I guess it depends upon how adventurous a doctor is with treatment.

  • A doctor can be sure at the FDA level, because most research used this level in their reporting.
  • The middle PSA failure level seems sensible to use, if we know that PSA sometimes rises above this level.
  • The lowest level is more a 'commonsense' thing to most of us, and commonsense has often failed in the past when actual research has been done. Some doctors will be recommending this to patients, not based on commonsense or research, but upon the model of how prostate cancer works that they have developed through their clinical experience.
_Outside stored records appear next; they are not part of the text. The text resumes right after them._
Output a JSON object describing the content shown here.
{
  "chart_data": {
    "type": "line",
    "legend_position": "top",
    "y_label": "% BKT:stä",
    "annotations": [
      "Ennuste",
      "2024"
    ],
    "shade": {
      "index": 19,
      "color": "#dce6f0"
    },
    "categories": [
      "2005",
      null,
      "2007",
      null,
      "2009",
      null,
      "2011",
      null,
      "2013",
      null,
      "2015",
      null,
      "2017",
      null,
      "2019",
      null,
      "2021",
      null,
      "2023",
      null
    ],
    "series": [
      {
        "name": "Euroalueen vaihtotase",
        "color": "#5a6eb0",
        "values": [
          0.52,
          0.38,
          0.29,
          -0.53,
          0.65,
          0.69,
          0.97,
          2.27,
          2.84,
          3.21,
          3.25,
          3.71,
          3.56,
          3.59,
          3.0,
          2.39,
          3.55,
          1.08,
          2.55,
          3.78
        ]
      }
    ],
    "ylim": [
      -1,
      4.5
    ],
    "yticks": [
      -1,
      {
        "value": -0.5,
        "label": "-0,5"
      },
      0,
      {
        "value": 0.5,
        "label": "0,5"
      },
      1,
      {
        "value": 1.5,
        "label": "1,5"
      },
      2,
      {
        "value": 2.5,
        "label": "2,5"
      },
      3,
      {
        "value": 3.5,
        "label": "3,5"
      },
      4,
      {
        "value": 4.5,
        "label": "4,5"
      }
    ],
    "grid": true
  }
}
They use this personal understanding of the disease to make decisions in cases where the evidence is not yet available, or unclear.

For those late in joining the debate:

There are three defined levels of testosterone in the most common units used in the USA and literature:

  • 50 ng/dL or lower, representing FDA criterion;
  • 32 ng/dL or lower, which is the level at which PSA fails to be suppressed; and
  • 20 ng/dL or lower, corresponding to the level achieved with orchiectomy (surgical removal of the testes or 'balls').

Or translating into Strine:

There are three defined levels of testosterone in the units commonly used in Australia:

  • 1.7 nmol/L or lower, representing FDA criterion;
  • 1.1 nmol/L or lower, which is the level at which PSA fails to be suppressed; and
  • 0.694 nmol/L or lower, corresponding to the level achieved with orchiectomy (surgical removal of the testes or 'balls').